We helped Matsmart/Motatos modernise their legacy platform and enable a small team to deliver above its weight class with an agentic AI way of working — the service architecture redesigned and the migration run in parallel with operations, with no single cutover date.
Background
Matsmart/Motatos has a mission to reduce food waste by buying in and reselling surplus stock, seasonal goods, products with print errors and other leftover food. During the engagement the e-commerce ran in six European countries, with Sweden at 5,000–8,000 orders per day and significant round-the-clock traffic on the other markets. The platform sits at the centre of the operation: ERP sync, purchasing and supplier data, order handling, stock levels, real-time integration with warehousing, shipping and product data for every SKU. Earlier decisions that were once right — a custom-built framework, hand-maintained services, faulty integrations — had started to slow the team down.
The challenge
The solution space was narrow: operations could not be paused, a big-bang rewrite was impossible for a team of this size, and continuing to patch the in-house framework would have compounded the debt. What replaced it had to come piece by piece, with no single cutover day, while the team kept delivering against internal demand.
What we did
Robert Krogh from SCG came in as architect and developer to lead the shift. A lightweight architecture showed how individual services could live outside the in-house framework, still be part of the whole, and require minimal setup. We moved from code-first to infrastructure-first so the services became fully decoupled. Messaging flows went from targeted RabbitMQ flows to managed Azure Service Bus. In parallel the team migrated from Azure DevOps to GitHub, which opened the door to redoing CI/CD and IaC in the same spirit.
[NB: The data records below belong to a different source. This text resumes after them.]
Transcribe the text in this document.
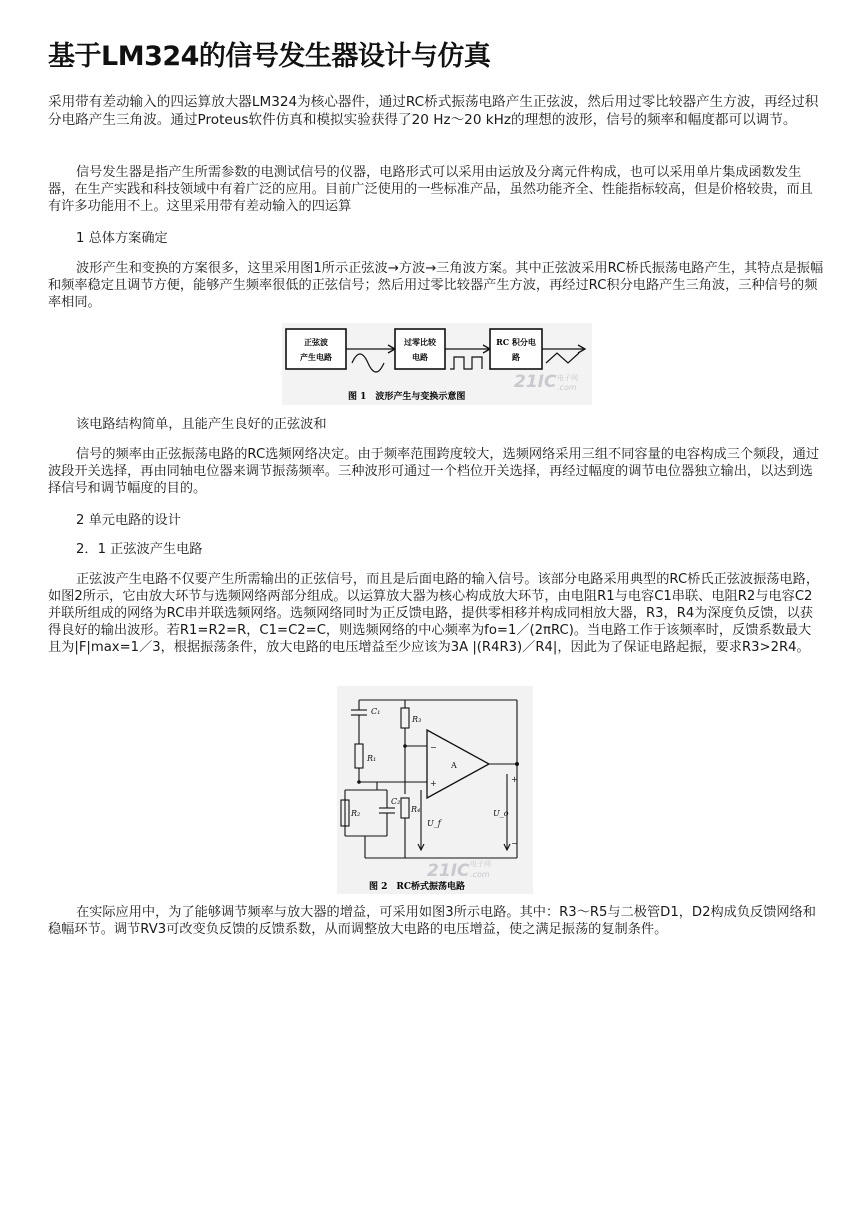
基于LM324的信号发生器设计与仿真

采用带有差动输入的四运算放大器LM324为核心器件，通过RC桥式振荡电路产生正弦波，然后用过零比较器产生方波，再经过积分电路产生三角波。通过Proteus软件仿真和模拟实验获得了20 Hz～20 kHz的理想的波形，信号的频率和幅度都可以调节。

信号发生器是指产生所需参数的电测试信号的仪器，电路形式可以采用由运放及分离元件构成，也可以采用单片集成函数发生器，在生产实践和科技领域中有着广泛的应用。目前广泛使用的一些标准产品，虽然功能齐全、性能指标较高，但是价格较贵，而且有许多功能用不上。这里采用带有差动输入的四运算

1 总体方案确定

波形产生和变换的方案很多，这里采用图1所示正弦波→方波→三角波方案。其中正弦波采用RC桥氏振荡电路产生，其特点是振幅和频率稳定且调节方便，能够产生频率很低的正弦信号；然后用过零比较器产生方波，再经过RC积分电路产生三角波，三种信号的频率相同。

正弦波
产生电路
过零比较
电路
RC 积分电
路
21IC 电子网
.com
图 1　波形产生与变换示意图

该电路结构简单，且能产生良好的正弦波和

信号的频率由正弦振荡电路的RC选频网络决定。由于频率范围跨度较大，选频网络采用三组不同容量的电容构成三个频段，通过波段开关选择，再由同轴电位器来调节振荡频率。三种波形可通过一个档位开关选择，再经过幅度的调节电位器独立输出，以达到选择信号和调节幅度的目的。

2 单元电路的设计

2．1 正弦波产生电路

正弦波产生电路不仅要产生所需输出的正弦信号，而且是后面电路的输入信号。该部分电路采用典型的RC桥氏正弦波振荡电路，如图2所示，它由放大环节与选频网络两部分组成。以运算放大器为核心构成放大环节，由电阻R1与电容C1串联、电阻R2与电容C2并联所组成的网络为RC串并联选频网络。选频网络同时为正反馈电路，提供零相移并构成同相放大器，R3，R4为深度负反馈，以获得良好的输出波形。若R1=R2=R，C1=C2=C，则选频网络的中心频率为fo=1／(2πRC)。当电路工作于该频率时，反馈系数最大且为|F|max=1／3，根据振荡条件，放大电路的电压增益至少应该为3A |(R4R3)／R4|，因此为了保证电路起振，要求R3>2R4。

C₁
R₃
R₁
A
−
+	+
R₂
C₂
R₄
U_f
U_o
−
21IC 电子网
.com
图 2　RC桥式振荡电路

在实际应用中，为了能够调节频率与放大器的增益，可采用如图3所示电路。其中：R3～R5与二极管D1，D2构成负反馈网络和稳幅环节。调节RV3可改变负反馈的反馈系数，从而调整放大电路的电压增益，使之满足振荡的复制条件。
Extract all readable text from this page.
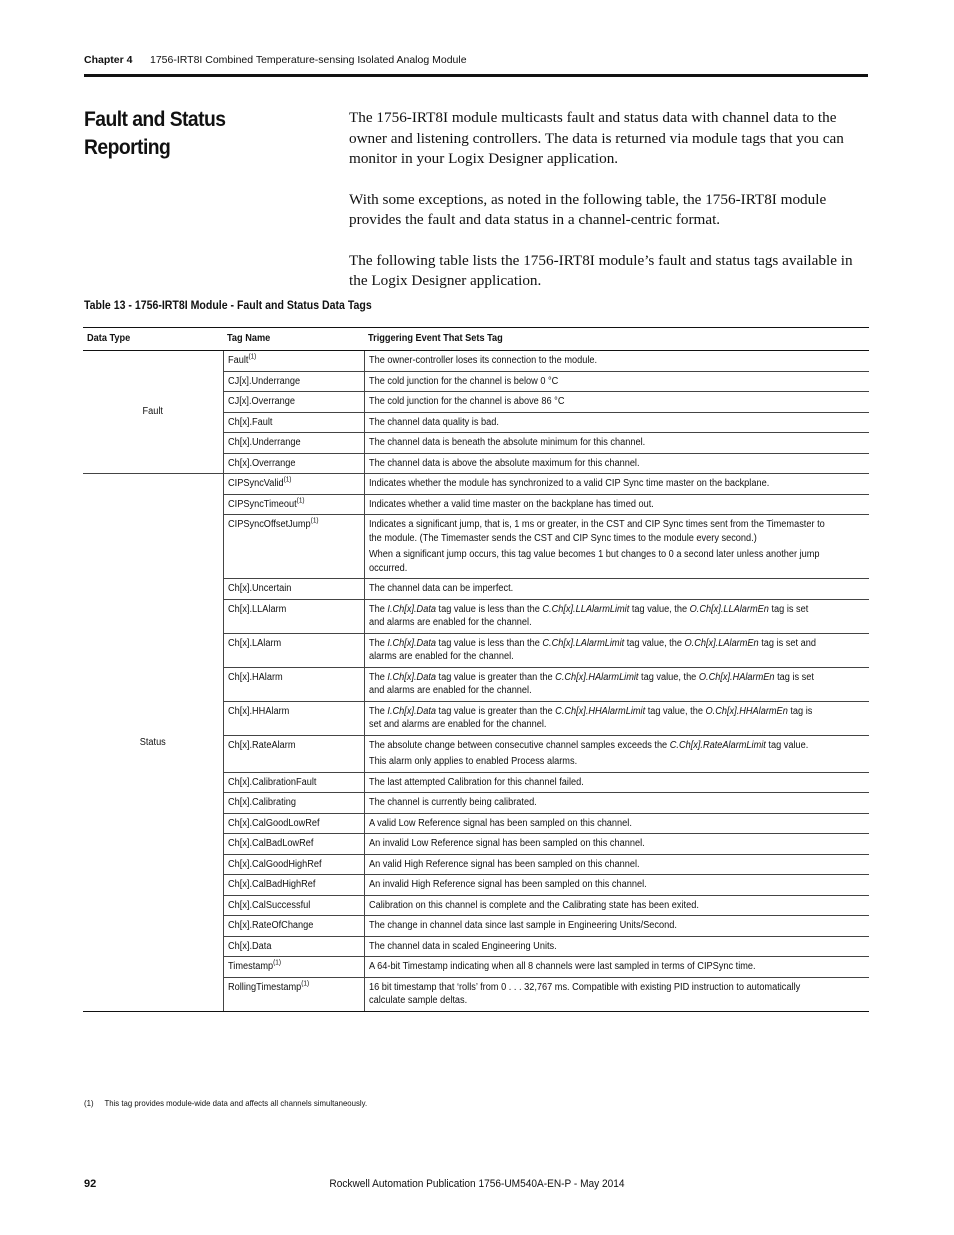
Chapter 4 1756-IRT8I Combined Temperature-sensing Isolated Analog Module
Fault and Status Reporting

The 1756-IRT8I module multicasts fault and status data with channel data to the owner and listening controllers. The data is returned via module tags that you can monitor in your Logix Designer application.

With some exceptions, as noted in the following table, the 1756-IRT8I module provides the fault and data status in a channel-centric format.

The following table lists the 1756-IRT8I module’s fault and status tags available in the Logix Designer application.

Table 13 - 1756-IRT8I Module - Fault and Status Data Tags
Data Type	Tag Name	Triggering Event That Sets Tag

Fault	Fault$^{(1)}$	The owner-controller loses its connection to the module.

	CJ[x].Underrange	The cold junction for the channel is below 0 °C

	CJ[x].Overrange	The cold junction for the channel is above 86 °C

	Ch[x].Fault	The channel data quality is bad.

	Ch[x].Underrange	The channel data is beneath the absolute minimum for this channel.

	Ch[x].Overrange	The channel data is above the absolute maximum for this channel.

Status	CIPSyncValid$^{(1)}$	Indicates whether the module has synchronized to a valid CIP Sync time master on the backplane.

	CIPSyncTimeout$^{(1)}$	Indicates whether a valid time master on the backplane has timed out.

	CIPSyncOffsetJump$^{(1)}$	Indicates a significant jump, that is, 1 ms or greater, in the CST and CIP Sync times sent from the Timemaster to the module. (The Timemaster sends the CST and CIP Sync times to the module every second.)
When a significant jump occurs, this tag value becomes 1 but changes to 0 a second later unless another jump occurred.

	Ch[x].Uncertain	The channel data can be imperfect.

	Ch[x].LLAlarm	The I.Ch[x].Data tag value is less than the C.Ch[x].LLAlarmLimit tag value, the O.Ch[x].LLAlarmEn tag is set and alarms are enabled for the channel.

	Ch[x].LAlarm	The I.Ch[x].Data tag value is less than the C.Ch[x].LAlarmLimit tag value, the O.Ch[x].LAlarmEn tag is set and alarms are enabled for the channel.

	Ch[x].HAlarm	The I.Ch[x].Data tag value is greater than the C.Ch[x].HAlarmLimit tag value, the O.Ch[x].HAlarmEn tag is set and alarms are enabled for the channel.

	Ch[x].HHAlarm	The I.Ch[x].Data tag value is greater than the C.Ch[x].HHAlarmLimit tag value, the O.Ch[x].HHAlarmEn tag is set and alarms are enabled for the channel.

	Ch[x].RateAlarm	The absolute change between consecutive channel samples exceeds the C.Ch[x].RateAlarmLimit tag value.
This alarm only applies to enabled Process alarms.

	Ch[x].CalibrationFault	The last attempted Calibration for this channel failed.

	Ch[x].Calibrating	The channel is currently being calibrated.

	Ch[x].CalGoodLowRef	A valid Low Reference signal has been sampled on this channel.

	Ch[x].CalBadLowRef	An invalid Low Reference signal has been sampled on this channel.

	Ch[x].CalGoodHighRef	An valid High Reference signal has been sampled on this channel.

	Ch[x].CalBadHighRef	An invalid High Reference signal has been sampled on this channel.

	Ch[x].CalSuccessful	Calibration on this channel is complete and the Calibrating state has been exited.

	Ch[x].RateOfChange	The change in channel data since last sample in Engineering Units/Second.

	Ch[x].Data	The channel data in scaled Engineering Units.

	Timestamp$^{(1)}$	A 64-bit Timestamp indicating when all 8 channels were last sampled in terms of CIPSync time.

	RollingTimestamp$^{(1)}$	16 bit timestamp that ‘rolls’ from 0 . . . 32,767 ms. Compatible with existing PID instruction to automatically calculate sample deltas.
(1) This tag provides module-wide data and affects all channels simultaneously.
92	Rockwell Automation Publication 1756-UM540A-EN-P - May 2014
Agentic AI for a small team on a large system
We laid the groundwork for team-scaled AI use where the gains spread beyond the individual. By making context explicit in the monorepo, agents could work with a broader picture than earlier ways of working allowed. A custom skill pulls pipeline data via the GitHub CLI and shows, in a prompt, what is deployed where, per service. Skills like this live in the repo, versioned together with the code — one developer's improved way of working becomes the team's.
Result
The new architecture let the team build leaner services, maintain less code, and deploy with fewer steps. Data flows could be migrated in parallel with the old solution, at the team's pace, following a safe plan. The documentation became broad and current — for both humans and AI. Through AI-maintained documentation, tooling and the ability to explore live environments from IaC and pipelines (without data or sensitive info), the team moved into a more agentic way of working, and could do meaningfully more with less.
Adaptive reuse
In architecture, *adaptive reuse* is the craft of giving an existing building a new function and modern systems while preserving the structure and character worth keeping. The Matsmart/Motatos platform got the same treatment. The domain logic, the integrations the business depends on, the flows in motion: all kept. Alongside them, modern counterparts were built — managed messaging next to the self-hosted bus, clean pipelines next to the hand-maintained ones, lightweight services next to the in-house framework. New and old ran in parallel, each new part earning its place before the old one stepped aside.
Matsmart/Motatos fights waste for a living. Stockholm Code Group helped them cut it from their platform too: less code, less infra to operate, less stale documentation, less friction between an idea and a deploy.